Even when I was a teenager, I never understood why religious people I knew would cite visionary experiences as proof of their religion, because I knew that lots of different religions reported similar experiences. They don’t prove anything. And it seems logical to expand this to include extraterrestrial experiences. Eyewitnesses have terrible accuracy, yet we so often still prize eyewitness accounts as if they’re proof — especially when we’re the eyewitness.

All of this, to me, seems to legitimate religions with extraterrestrial elements. I think it’s very patronizing to suggest that these aspects are ridiculous, yet this other category of religious experience is real. Is it really legitimate to believe that a god came down from the heavens, but illegitimate to believe an alien did? If anything, I think you could argue that the latter is more reasonable. Mind you, I don’t believe in either, but I think there’s a strange double standard here. Aliens are silly sci-fi stuff, but gods are terribly serious!

I also think we have a more general double standard, when it comes to what’s reasonable. I can’t tell you the number of people I’ve heard mock Mormonism, or Scientology, or other more recent religions — who themselves believe older religions with equally bizarre aspects. It’s easy to mock Kolob, in the Mormon cosmology. But is this really more ridiculous than believing that the flood really happened, despite the archaeological and geological evidence, and that there was this massive evolutionary bottleneck that’s just not there in the evolutionary record?

Evolution itself is so indisputable – you can’t understand human physiology without it. Our bodies literally make no sense without it. Yet some deny evolution on religious grounds. I think that’s more absurd (and probably more dangerous) than these sci-fi religious elements. Not to put too fine a point on it, but are those elements really more ridiculous than believing we were born with sin we inherited by our ancestors (an evil concept, really), and that because of this we needed God’s son — who also is his own father — to be brutally murdered in order to absorb this sin from us? If you weren’t aware of this previously, and it were presented to you new, you’d think the person saying it was crazy.

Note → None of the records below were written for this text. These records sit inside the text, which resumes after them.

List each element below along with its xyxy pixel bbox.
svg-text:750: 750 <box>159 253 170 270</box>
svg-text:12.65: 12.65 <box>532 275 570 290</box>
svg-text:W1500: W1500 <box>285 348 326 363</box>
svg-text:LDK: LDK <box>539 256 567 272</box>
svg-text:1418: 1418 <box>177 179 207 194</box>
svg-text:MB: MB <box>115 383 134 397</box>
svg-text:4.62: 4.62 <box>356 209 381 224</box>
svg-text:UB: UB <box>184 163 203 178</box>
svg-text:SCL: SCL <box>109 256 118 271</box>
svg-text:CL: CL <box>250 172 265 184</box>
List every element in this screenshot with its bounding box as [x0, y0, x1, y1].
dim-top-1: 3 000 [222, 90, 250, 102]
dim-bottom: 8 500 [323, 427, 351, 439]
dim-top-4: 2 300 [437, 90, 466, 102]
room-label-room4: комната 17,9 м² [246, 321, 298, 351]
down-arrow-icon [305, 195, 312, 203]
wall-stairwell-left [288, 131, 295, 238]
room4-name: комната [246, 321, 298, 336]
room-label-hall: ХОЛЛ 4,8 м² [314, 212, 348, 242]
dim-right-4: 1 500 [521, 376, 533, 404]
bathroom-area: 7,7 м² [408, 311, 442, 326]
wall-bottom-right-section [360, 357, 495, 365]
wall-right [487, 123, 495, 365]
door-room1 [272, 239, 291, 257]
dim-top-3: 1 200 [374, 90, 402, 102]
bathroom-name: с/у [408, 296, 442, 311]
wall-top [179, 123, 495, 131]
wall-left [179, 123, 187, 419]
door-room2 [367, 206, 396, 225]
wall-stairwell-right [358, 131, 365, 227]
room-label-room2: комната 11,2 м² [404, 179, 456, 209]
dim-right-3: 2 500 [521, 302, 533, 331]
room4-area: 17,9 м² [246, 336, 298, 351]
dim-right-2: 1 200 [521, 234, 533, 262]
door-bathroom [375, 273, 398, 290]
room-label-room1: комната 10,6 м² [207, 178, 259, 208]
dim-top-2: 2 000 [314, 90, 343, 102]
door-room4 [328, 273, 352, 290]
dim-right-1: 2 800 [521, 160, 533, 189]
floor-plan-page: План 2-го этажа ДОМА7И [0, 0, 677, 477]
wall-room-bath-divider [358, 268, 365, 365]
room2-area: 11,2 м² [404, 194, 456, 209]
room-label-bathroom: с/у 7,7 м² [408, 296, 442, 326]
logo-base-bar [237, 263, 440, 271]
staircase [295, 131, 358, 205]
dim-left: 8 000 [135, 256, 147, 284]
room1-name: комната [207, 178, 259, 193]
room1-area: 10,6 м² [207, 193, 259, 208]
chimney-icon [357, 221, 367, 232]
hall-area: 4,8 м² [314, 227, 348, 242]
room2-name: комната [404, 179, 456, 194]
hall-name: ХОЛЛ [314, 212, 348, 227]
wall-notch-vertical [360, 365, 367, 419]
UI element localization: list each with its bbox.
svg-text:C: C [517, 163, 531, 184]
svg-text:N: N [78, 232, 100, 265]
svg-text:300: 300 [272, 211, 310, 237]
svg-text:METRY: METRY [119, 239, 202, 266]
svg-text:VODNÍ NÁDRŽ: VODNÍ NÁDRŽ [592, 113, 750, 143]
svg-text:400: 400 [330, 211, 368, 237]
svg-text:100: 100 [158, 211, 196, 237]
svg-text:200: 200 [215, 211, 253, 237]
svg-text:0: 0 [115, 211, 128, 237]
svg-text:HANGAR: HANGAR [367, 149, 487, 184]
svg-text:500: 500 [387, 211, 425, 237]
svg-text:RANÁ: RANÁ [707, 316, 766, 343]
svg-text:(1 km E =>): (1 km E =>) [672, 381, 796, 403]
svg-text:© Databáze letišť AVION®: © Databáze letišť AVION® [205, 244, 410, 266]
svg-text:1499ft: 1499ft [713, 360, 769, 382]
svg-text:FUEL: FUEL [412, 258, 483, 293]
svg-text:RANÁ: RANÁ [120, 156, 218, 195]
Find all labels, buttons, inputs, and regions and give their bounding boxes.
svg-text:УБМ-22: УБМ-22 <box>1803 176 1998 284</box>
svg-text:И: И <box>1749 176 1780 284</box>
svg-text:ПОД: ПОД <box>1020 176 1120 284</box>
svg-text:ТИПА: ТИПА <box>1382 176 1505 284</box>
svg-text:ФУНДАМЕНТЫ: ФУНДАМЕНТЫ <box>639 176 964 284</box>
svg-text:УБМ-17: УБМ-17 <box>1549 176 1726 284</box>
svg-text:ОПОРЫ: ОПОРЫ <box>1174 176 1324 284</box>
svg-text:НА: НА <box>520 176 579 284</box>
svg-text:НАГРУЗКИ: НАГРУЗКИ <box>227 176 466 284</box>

Religions are filled with wacky stuff. I’ve heard people who believe in Jesus’s resurrection and bodily ascension into the afterlife say it is patently absurd to believe he also visited the Americas (in Mormon scripture). That’s a line too far! Obviously, what we think is wacky and absurd has little to do with logic and lots to do with culture. If you looked at a lot of religious belief objectively, you might be tempted to institutionalize people for a lot of mainstream views. But if someone says he’s Jesus, that’s nuts. And if someone hears messages from aliens, instead of from God, go directly to the loony bin.

Of course, I’m certainly not endorsing any specific religion(s). And I certainly don’t think any religion — whether new or old — should get away with abuse. Whether it’s the Catholic rape scandals or cults with poison Kool-Aid, it’s not cool. I’m simply saying that there’s a double-standard against these religions with sci-fi elements.

And really, most religions have some sort of sci-fi elements — we just don’t see them anymore, because we call outer space “heaven” and literally extraterrestrial visitors “gods,” so it’s not sci-fi. That’s like calling them “mutants” and saying they’re not superheroes.